Türkiye’de bu işi tek başına AKP ve onun siyasal müttefiklerinin üstlenmesi mümkün gözükmemektedir. AKP; Türkiye’de devletle bütünleşerek onun bütün organlarını sermaye sınıfının kısa vadeli çıkarları için seferber etmiş, resmi ideolojiyi kendi dar ideolojik kodları üzerinden şekillendirmiş ve devletin kaynaklarını kendi çeperindekilerle paylaşma işini herkesin gözü önünde, aleni bir şekilde yapmıştır. Böyle bir sürecin sonucunda siyasal iktidarın topluma hükmetme gücü olağanüstü derecede artarken, toplumun genelindeki düzene rıza üretmeye dönük hegemonik kapasitesi gittikçe aşınmıştır. Bu yüzden de iktidardaki blokun “toplumun yönetimini”, yani onun tepkilerini öngörülebilir sınırlar içerisinde tutma, disipline etme işini tek başına organize etmesi mümkün olmamaktadır. Bu işin fiilen de olsa siyasal partilerden demokratik kitle örgütlerine, belediyelerden cemaatlere farklı yaşam sahalarında aktif, siyasal iktidarla mesafeli, birbirlerinden özerk ve hatta rekabet halindeki aktörler arasında paylaşılması siyasal iktidarın keyfileşmesinin daha da yakıcı hale getirdiği bir ihtiyaç olarak ortaya çıkmıştır.
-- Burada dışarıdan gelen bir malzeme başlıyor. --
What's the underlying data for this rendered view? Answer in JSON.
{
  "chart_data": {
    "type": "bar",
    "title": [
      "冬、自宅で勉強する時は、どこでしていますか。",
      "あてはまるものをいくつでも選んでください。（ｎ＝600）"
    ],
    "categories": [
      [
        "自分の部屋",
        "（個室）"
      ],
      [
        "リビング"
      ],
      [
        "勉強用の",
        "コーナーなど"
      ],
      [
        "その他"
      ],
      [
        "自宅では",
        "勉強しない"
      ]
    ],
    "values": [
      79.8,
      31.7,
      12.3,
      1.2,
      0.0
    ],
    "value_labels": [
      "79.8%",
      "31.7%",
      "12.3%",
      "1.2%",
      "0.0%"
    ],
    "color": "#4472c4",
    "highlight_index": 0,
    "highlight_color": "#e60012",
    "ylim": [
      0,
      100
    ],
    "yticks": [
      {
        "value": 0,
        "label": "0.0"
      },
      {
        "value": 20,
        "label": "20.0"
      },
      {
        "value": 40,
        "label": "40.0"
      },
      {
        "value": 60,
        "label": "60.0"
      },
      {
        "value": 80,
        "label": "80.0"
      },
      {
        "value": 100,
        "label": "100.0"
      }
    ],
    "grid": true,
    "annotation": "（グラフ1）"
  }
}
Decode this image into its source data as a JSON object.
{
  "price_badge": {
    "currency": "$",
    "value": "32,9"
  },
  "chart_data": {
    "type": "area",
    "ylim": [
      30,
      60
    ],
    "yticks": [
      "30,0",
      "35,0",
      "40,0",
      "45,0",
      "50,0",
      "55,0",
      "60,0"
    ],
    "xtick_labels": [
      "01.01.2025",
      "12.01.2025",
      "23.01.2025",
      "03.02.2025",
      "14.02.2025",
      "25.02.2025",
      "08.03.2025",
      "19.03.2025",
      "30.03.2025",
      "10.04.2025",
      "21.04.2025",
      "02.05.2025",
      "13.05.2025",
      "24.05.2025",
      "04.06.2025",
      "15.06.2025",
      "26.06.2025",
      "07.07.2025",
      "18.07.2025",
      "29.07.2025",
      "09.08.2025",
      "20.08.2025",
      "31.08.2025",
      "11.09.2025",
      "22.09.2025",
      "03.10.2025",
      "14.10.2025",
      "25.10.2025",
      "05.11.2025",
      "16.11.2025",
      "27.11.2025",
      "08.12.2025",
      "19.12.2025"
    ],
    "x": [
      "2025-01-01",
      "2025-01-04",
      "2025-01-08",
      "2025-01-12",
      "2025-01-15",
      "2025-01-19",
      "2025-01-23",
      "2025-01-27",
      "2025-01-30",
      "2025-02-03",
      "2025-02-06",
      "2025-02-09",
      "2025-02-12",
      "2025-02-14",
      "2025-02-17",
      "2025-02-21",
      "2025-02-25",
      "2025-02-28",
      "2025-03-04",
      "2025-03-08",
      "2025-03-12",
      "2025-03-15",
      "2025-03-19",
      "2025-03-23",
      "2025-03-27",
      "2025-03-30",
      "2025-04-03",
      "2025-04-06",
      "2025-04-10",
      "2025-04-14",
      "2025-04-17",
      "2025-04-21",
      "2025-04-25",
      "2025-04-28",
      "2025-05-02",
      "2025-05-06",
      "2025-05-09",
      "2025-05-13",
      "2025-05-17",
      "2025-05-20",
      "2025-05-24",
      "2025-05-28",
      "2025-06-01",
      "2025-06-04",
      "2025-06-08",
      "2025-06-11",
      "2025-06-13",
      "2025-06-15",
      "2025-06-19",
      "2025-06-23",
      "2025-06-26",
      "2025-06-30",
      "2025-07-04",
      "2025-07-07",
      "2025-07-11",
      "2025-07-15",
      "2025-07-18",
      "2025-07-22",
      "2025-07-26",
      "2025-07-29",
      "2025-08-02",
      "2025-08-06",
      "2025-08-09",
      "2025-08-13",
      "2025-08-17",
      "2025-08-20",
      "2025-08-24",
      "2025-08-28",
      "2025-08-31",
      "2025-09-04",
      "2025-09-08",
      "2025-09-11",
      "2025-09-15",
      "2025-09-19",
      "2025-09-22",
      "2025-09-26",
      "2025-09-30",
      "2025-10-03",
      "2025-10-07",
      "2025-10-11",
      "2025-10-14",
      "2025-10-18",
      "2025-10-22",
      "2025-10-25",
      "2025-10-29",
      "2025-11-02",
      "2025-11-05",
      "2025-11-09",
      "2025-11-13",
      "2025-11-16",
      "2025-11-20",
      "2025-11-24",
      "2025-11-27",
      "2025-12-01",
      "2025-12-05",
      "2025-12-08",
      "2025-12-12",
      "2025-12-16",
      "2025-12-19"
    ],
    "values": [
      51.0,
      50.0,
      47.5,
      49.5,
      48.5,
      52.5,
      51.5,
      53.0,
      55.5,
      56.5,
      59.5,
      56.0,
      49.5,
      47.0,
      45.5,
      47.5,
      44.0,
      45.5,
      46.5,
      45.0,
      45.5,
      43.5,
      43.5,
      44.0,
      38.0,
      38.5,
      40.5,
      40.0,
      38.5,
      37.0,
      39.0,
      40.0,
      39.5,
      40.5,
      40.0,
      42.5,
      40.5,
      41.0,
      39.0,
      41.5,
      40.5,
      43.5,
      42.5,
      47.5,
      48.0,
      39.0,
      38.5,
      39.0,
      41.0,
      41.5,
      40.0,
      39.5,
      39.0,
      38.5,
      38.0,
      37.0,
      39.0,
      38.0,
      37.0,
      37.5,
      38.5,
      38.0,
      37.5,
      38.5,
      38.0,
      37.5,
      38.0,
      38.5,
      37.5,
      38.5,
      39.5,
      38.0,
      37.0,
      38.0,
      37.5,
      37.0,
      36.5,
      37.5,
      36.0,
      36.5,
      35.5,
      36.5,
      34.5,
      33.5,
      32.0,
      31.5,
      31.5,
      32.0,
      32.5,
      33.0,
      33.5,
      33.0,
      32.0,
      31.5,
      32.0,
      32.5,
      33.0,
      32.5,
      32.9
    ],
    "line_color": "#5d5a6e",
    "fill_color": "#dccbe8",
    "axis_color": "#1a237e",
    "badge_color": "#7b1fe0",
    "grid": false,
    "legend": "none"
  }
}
Bu çoğulluk, belirli sınırlar içerisinde kaldığı müddetçe toplumun yönetimini kesintiye uğratan bir şey değil, esasında Türkiye gibi çelişkiler yumağı olan bir ülkede “yönetimi” mümkün kılan bir şeydir. Bu açıdan yönetme işinin farklı ve hatta birbirleriyle çatışabilen siyasal aktörler arasında fiilen paylaşılması ile devlet idaresinde yürütmenin gücünün artması, yani otoriterleşme birbirleriyle çelişmek zorunda değildir.
Toplumla açılan mesafenin beraberinde getirdiği hegemonya açığı, zorun dozunun arttırılması ile telafi edilmeye çalışılsa da boşluğu asıl dolduran AKP’ye muhalif ama sermaye düzeninin sınırları içerisinde hareket eden siyasal parti ve oluşumlardır. Yani bir bütün olarak sermaye düzeninin yeniden üretimini mümkün kılan rızanın inşası sürecine, yani “toplumun yönetimine” düzen içi siyasal oluşumlar da iştirak etmekte ve “Saray-devlet-sermaye” ve halk arasındaki mesafe açıldıkça bunların toplumun yönetimindeki rolleri giderek hayati hale gelmektedir. Hatta denilebilir ki bugün Türkiye’de sermaye düzeninin yeniden üretimi; devlet yönetiminin şahsileşmesine toplumun yönetiminin çoğullaşmasının eşlik etmesi halinde mümkün olabilmektedir.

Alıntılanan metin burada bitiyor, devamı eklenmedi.